On 01/23/2012 06:05 PM, Evan Driscoll wrote:
To play devil's advocate for a moment, if you have the choice between
two ways of writing something, A and B, where both are basically the
same in terms of difficulty to write, difficulty to maintain, and
difficulty to understand, but A is faster than B, even if just by a
hair, why NOT write A?
It's like 'iter++' vs '++iter' in a C++ for loop. For ints, or for
some iterators with optimization, it makes no difference. But the
latter will be faster in debug builds, and *might* be faster in
release builds if you have a complicated iterator. So why NOT make
for(...; ...; ++i) the typical way of writing a for loop?
In the Python world, is 'while 1' any harder to understand than 'while
True'? I'm about as staunch a supporter as you'll find for the idea
that 'while 1' should throw an exception, and even *I* think that
'while 1' is about the least-offensive idiom out there.
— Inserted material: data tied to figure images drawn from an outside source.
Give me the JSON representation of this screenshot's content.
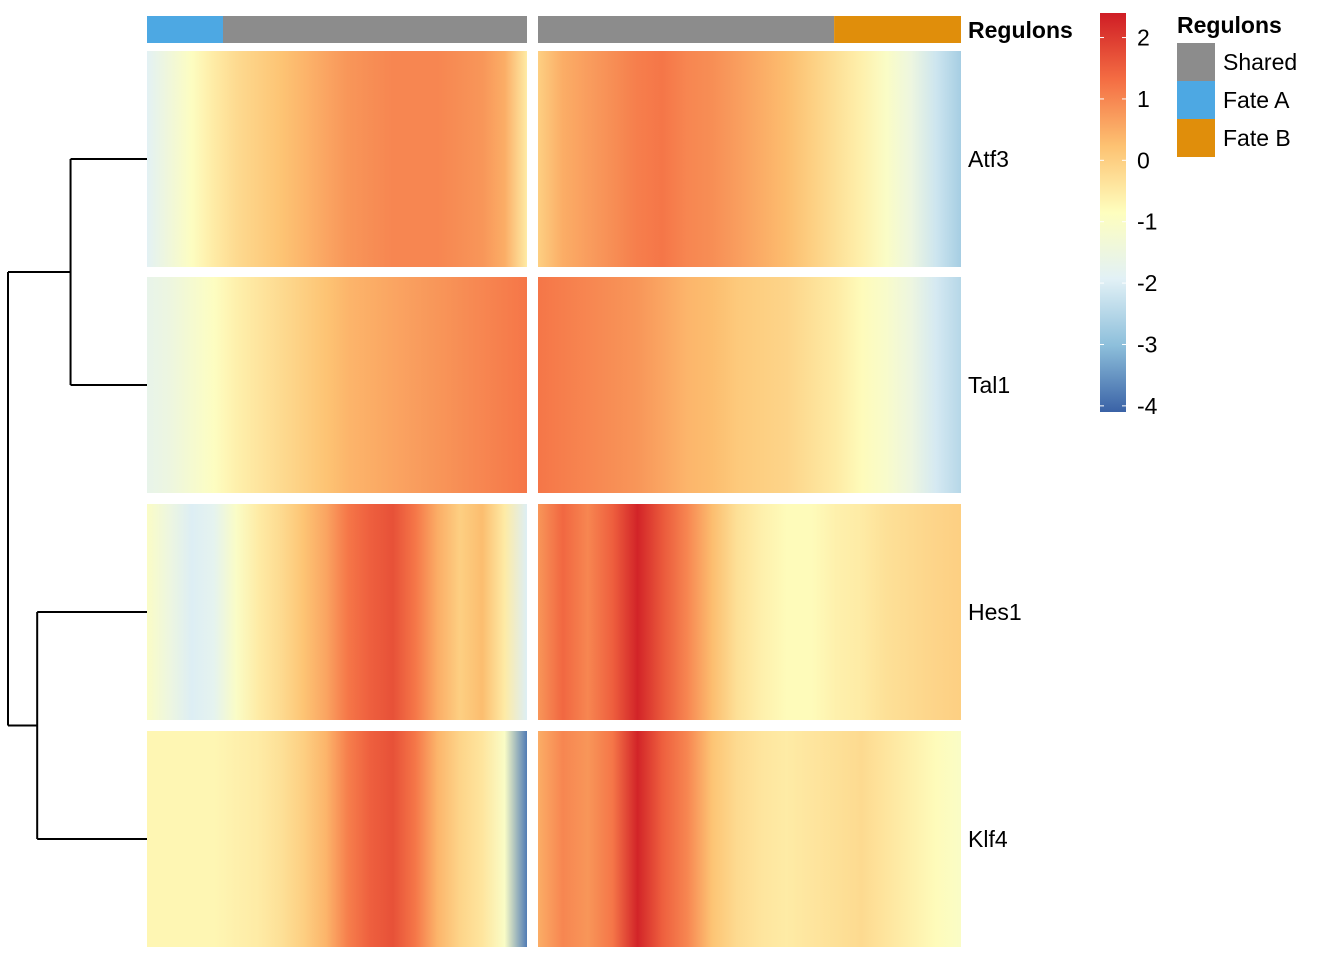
{
  "chart_data": {
    "type": "heatmap",
    "title": "",
    "xlabel": "",
    "ylabel": "",
    "rows": [
      "Atf3",
      "Tal1",
      "Hes1",
      "Klf4"
    ],
    "column_annotation": {
      "name": "Regulons",
      "panels": [
        {
          "segments": [
            {
              "label": "Fate A",
              "fraction": 0.2
            },
            {
              "label": "Shared",
              "fraction": 0.8
            }
          ]
        },
        {
          "segments": [
            {
              "label": "Shared",
              "fraction": 0.7
            },
            {
              "label": "Fate B",
              "fraction": 0.3
            }
          ]
        }
      ]
    },
    "legend_annotation": {
      "title": "Regulons",
      "entries": [
        {
          "label": "Shared",
          "color": "#8C8C8C"
        },
        {
          "label": "Fate A",
          "color": "#4DA8E3"
        },
        {
          "label": "Fate B",
          "color": "#E08E0B"
        }
      ]
    },
    "color_scale": {
      "min": -4.1,
      "max": 2.4,
      "ticks": [
        2,
        1,
        0,
        -1,
        -2,
        -3,
        -4
      ],
      "tick_labels": [
        "2",
        "1",
        "0",
        "-1",
        "-2",
        "-3",
        "-4"
      ],
      "colors": [
        "#3A62A6",
        "#8DBFDB",
        "#E2F1F6",
        "#FEFEBE",
        "#FDC272",
        "#F46D43",
        "#CF1D25"
      ]
    },
    "panels": [
      {
        "values": {
          "Atf3": [
            -1.9,
            -1.4,
            -0.9,
            -0.5,
            -0.2,
            0.0,
            0.2,
            0.4,
            0.6,
            0.8,
            0.9,
            1.0,
            1.0,
            1.0,
            0.9,
            0.8,
            0.5,
            -0.5
          ],
          "Tal1": [
            -1.7,
            -1.5,
            -1.2,
            -0.9,
            -0.6,
            -0.4,
            -0.2,
            0.0,
            0.2,
            0.4,
            0.5,
            0.6,
            0.7,
            0.8,
            0.9,
            1.0,
            1.1,
            1.2
          ],
          "Hes1": [
            -1.0,
            -1.5,
            -2.0,
            -1.8,
            -1.0,
            -0.5,
            -0.2,
            0.2,
            0.6,
            1.2,
            1.5,
            1.7,
            1.2,
            0.5,
            0.0,
            0.3,
            -0.5,
            -2.0
          ],
          "Klf4": [
            -0.7,
            -0.7,
            -0.7,
            -0.7,
            -0.6,
            -0.5,
            -0.3,
            0.0,
            0.4,
            1.1,
            1.5,
            1.7,
            1.2,
            0.4,
            -0.1,
            -0.4,
            -1.0,
            -3.8
          ]
        }
      },
      {
        "values": {
          "Atf3": [
            0.0,
            0.5,
            0.7,
            0.9,
            1.1,
            1.2,
            1.0,
            0.9,
            0.7,
            0.5,
            0.3,
            0.0,
            -0.3,
            -0.6,
            -1.0,
            -1.5,
            -2.2,
            -2.7
          ],
          "Tal1": [
            1.2,
            1.1,
            1.0,
            0.9,
            0.8,
            0.6,
            0.4,
            0.3,
            0.1,
            0.0,
            -0.1,
            -0.3,
            -0.5,
            -0.8,
            -1.1,
            -1.5,
            -2.1,
            -2.5
          ],
          "Hes1": [
            0.8,
            1.4,
            1.0,
            1.5,
            2.3,
            1.6,
            1.0,
            0.3,
            -0.3,
            -0.6,
            -0.8,
            -0.8,
            -0.6,
            -0.5,
            -0.3,
            -0.2,
            -0.1,
            0.0
          ],
          "Klf4": [
            0.5,
            1.0,
            0.8,
            1.2,
            2.3,
            1.5,
            1.0,
            0.2,
            -0.2,
            -0.4,
            -0.5,
            -0.4,
            -0.3,
            -0.2,
            -0.4,
            -0.6,
            -0.8,
            -1.0
          ]
        }
      }
    ],
    "dendrogram": {
      "merges": [
        {
          "left": "Atf3",
          "right": "Tal1",
          "height": 0.55
        },
        {
          "left": "Hes1",
          "right": "Klf4",
          "height": 0.79
        },
        {
          "left": "Atf3-Tal1",
          "right": "Hes1-Klf4",
          "height": 1.0
        }
      ]
    }
  }
}
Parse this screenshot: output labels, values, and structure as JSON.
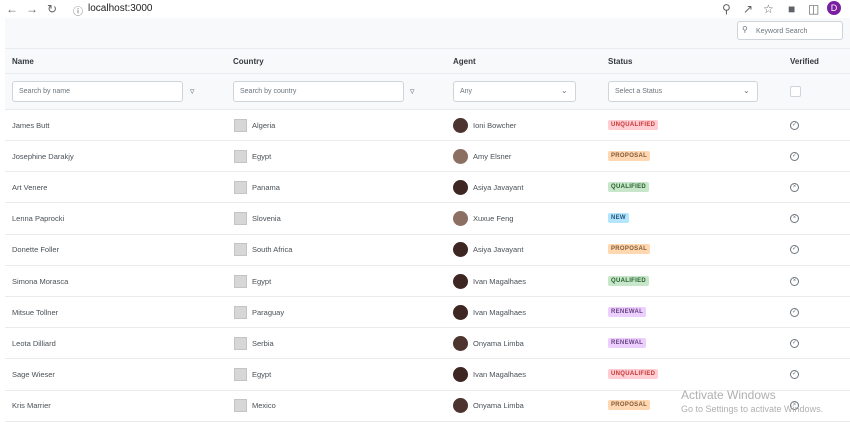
{
  "browser": {
    "url": "localhost:3000",
    "avatar": "D"
  },
  "toolbar": {
    "search_placeholder": "Keyword Search"
  },
  "table": {
    "columns": [
      "Name",
      "Country",
      "Agent",
      "Status",
      "Verified"
    ],
    "filters": {
      "name": "Search by name",
      "country": "Search by country",
      "agent": "Any",
      "status": "Select a Status"
    },
    "rows": [
      {
        "name": "James Butt",
        "country": "Algeria",
        "agent": "Ioni Bowcher",
        "status": "UNQUALIFIED",
        "verified": true
      },
      {
        "name": "Josephine Darakjy",
        "country": "Egypt",
        "agent": "Amy Elsner",
        "status": "PROPOSAL",
        "verified": true
      },
      {
        "name": "Art Venere",
        "country": "Panama",
        "agent": "Asiya Javayant",
        "status": "QUALIFIED",
        "verified": false
      },
      {
        "name": "Lenna Paprocki",
        "country": "Slovenia",
        "agent": "Xuxue Feng",
        "status": "NEW",
        "verified": false
      },
      {
        "name": "Donette Foller",
        "country": "South Africa",
        "agent": "Asiya Javayant",
        "status": "PROPOSAL",
        "verified": true
      },
      {
        "name": "Simona Morasca",
        "country": "Egypt",
        "agent": "Ivan Magalhaes",
        "status": "QUALIFIED",
        "verified": false
      },
      {
        "name": "Mitsue Tollner",
        "country": "Paraguay",
        "agent": "Ivan Magalhaes",
        "status": "RENEWAL",
        "verified": true
      },
      {
        "name": "Leota Dilliard",
        "country": "Serbia",
        "agent": "Onyama Limba",
        "status": "RENEWAL",
        "verified": true
      },
      {
        "name": "Sage Wieser",
        "country": "Egypt",
        "agent": "Ivan Magalhaes",
        "status": "UNQUALIFIED",
        "verified": true
      },
      {
        "name": "Kris Marrier",
        "country": "Mexico",
        "agent": "Onyama Limba",
        "status": "PROPOSAL",
        "verified": false
      }
    ]
  },
  "watermark": {
    "title": "Activate Windows",
    "subtitle": "Go to Settings to activate Windows."
  }
}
If 'while 1'
throws you off, I'd hate to see what you do when you learn that Python
accepts loops like 'while x' where the condition evaluates to true if
x is a non-zero integer and false if x is 0.
All that said, I like the 'while "stuff to do"' idea.
Evan
I think it's not the same, iter++ or ++iter is exactly the same in terms
of readability, so of course
if one might be a bit faster, it should be used.
while 1 works because the 1 is converted to boolean automatically, but
why not just writing a boolean
in the first place?
It's not bad of course but to me it's not very Pythonic, and reminds me C.
At that point I also prefer the "while 'might be long loop'" idea, which
at least
adds some value *and* it might be very slightly faster too.